The State

The State is Franz Oppenheimer’s sociological account of the origin and development of the class state. Its importance for this wiki is concentrated in two ideas: states arise through conquest rather than contract, and political means differ categorically from economic means.

What the Book Argues

Oppenheimer treats the state as a historical class institution. His argument rejects both the social-contract story and the idea that class stratification naturally follows from peaceful economic scarcity. The state begins when a conquering group discovers that recurring domination and tribute are more profitable than one-time plunder. The result is organized exploitation over territory.

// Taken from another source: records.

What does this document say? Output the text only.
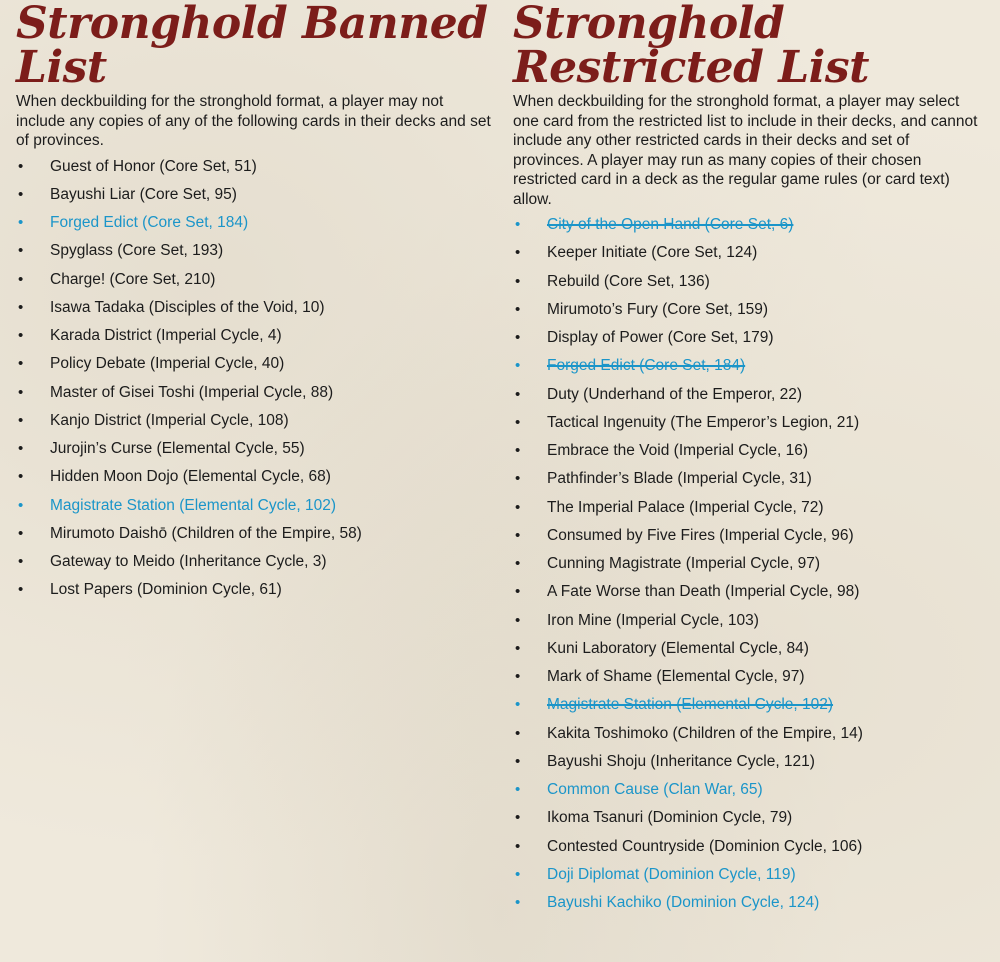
Stronghold Banned List

When deckbuilding for the stronghold format, a player may not include any copies of any of the following cards in their decks and set of provinces.

• Guest of Honor (Core Set, 51)
• Bayushi Liar (Core Set, 95)
• Forged Edict (Core Set, 184)
• Spyglass (Core Set, 193)
• Charge! (Core Set, 210)
• Isawa Tadaka (Disciples of the Void, 10)
• Karada District (Imperial Cycle, 4)
• Policy Debate (Imperial Cycle, 40)
• Master of Gisei Toshi (Imperial Cycle, 88)
• Kanjo District (Imperial Cycle, 108)
• Jurojin’s Curse (Elemental Cycle, 55)
• Hidden Moon Dojo (Elemental Cycle, 68)
• Magistrate Station (Elemental Cycle, 102)
• Mirumoto Daishō (Children of the Empire, 58)
• Gateway to Meido (Inheritance Cycle, 3)
• Lost Papers (Dominion Cycle, 61)
Stronghold Restricted List

When deckbuilding for the stronghold format, a player may select one card from the restricted list to include in their decks, and cannot include any other restricted cards in their decks and set of provinces. A player may run as many copies of their chosen restricted card in a deck as the regular game rules (or card text) allow.

• City of the Open Hand (Core Set, 6)
• Keeper Initiate (Core Set, 124)
• Rebuild (Core Set, 136)
• Mirumoto’s Fury (Core Set, 159)
• Display of Power (Core Set, 179)
• Forged Edict (Core Set, 184)
• Duty (Underhand of the Emperor, 22)
• Tactical Ingenuity (The Emperor’s Legion, 21)
• Embrace the Void (Imperial Cycle, 16)
• Pathfinder’s Blade (Imperial Cycle, 31)
• The Imperial Palace (Imperial Cycle, 72)
• Consumed by Five Fires (Imperial Cycle, 96)
• Cunning Magistrate (Imperial Cycle, 97)
• A Fate Worse than Death (Imperial Cycle, 98)
• Iron Mine (Imperial Cycle, 103)
• Kuni Laboratory (Elemental Cycle, 84)
• Mark of Shame (Elemental Cycle, 97)
• Magistrate Station (Elemental Cycle, 102)
• Kakita Toshimoko (Children of the Empire, 14)
• Bayushi Shoju (Inheritance Cycle, 121)
• Common Cause (Clan War, 65)
• Ikoma Tsanuri (Dominion Cycle, 79)
• Contested Countryside (Dominion Cycle, 106)
• Doji Diplomat (Dominion Cycle, 119)
• Bayushi Kachiko (Dominion Cycle, 124)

The book then follows the state through several forms: primitive feudal rule, maritime predation and exchange, developed feudalism, the constitutional state, and the projected tendency toward a society in which class exploitation disappears. The stage theory is not libertarian doctrine, and Oppenheimer’s own reform program is not Rothbardian. The usable contribution here is the historical-causal account of state formation.

Political and Economic Means

The source concept is Political Means and Economic Means. Economic means are production and voluntary exchange. Political means are forcible appropriation. Oppenheimer defines the state as the developed organization of the political means.

That definition is why the book feeds directly into Evolution of the State and State Power and Intervention. It gives the libertarian state critique a historical origin story: the state is not a voluntary service association that later exceeded its mandate, but a conquest-born extraction system.

Place in This Wiki

Oppenheimer was not a libertarian. He was a German sociologist and social-democratic reformer whose work nevertheless shaped the American libertarian anti-state tradition. Our Enemy, the State applies Oppenheimer to American history, and Anatomy of the State makes the Oppenheimer definition central to Rothbard’s analytic dissection of political rule.

The book should therefore be used as an upstream sociological source. It should not be made to endorse the whole later libertarian program.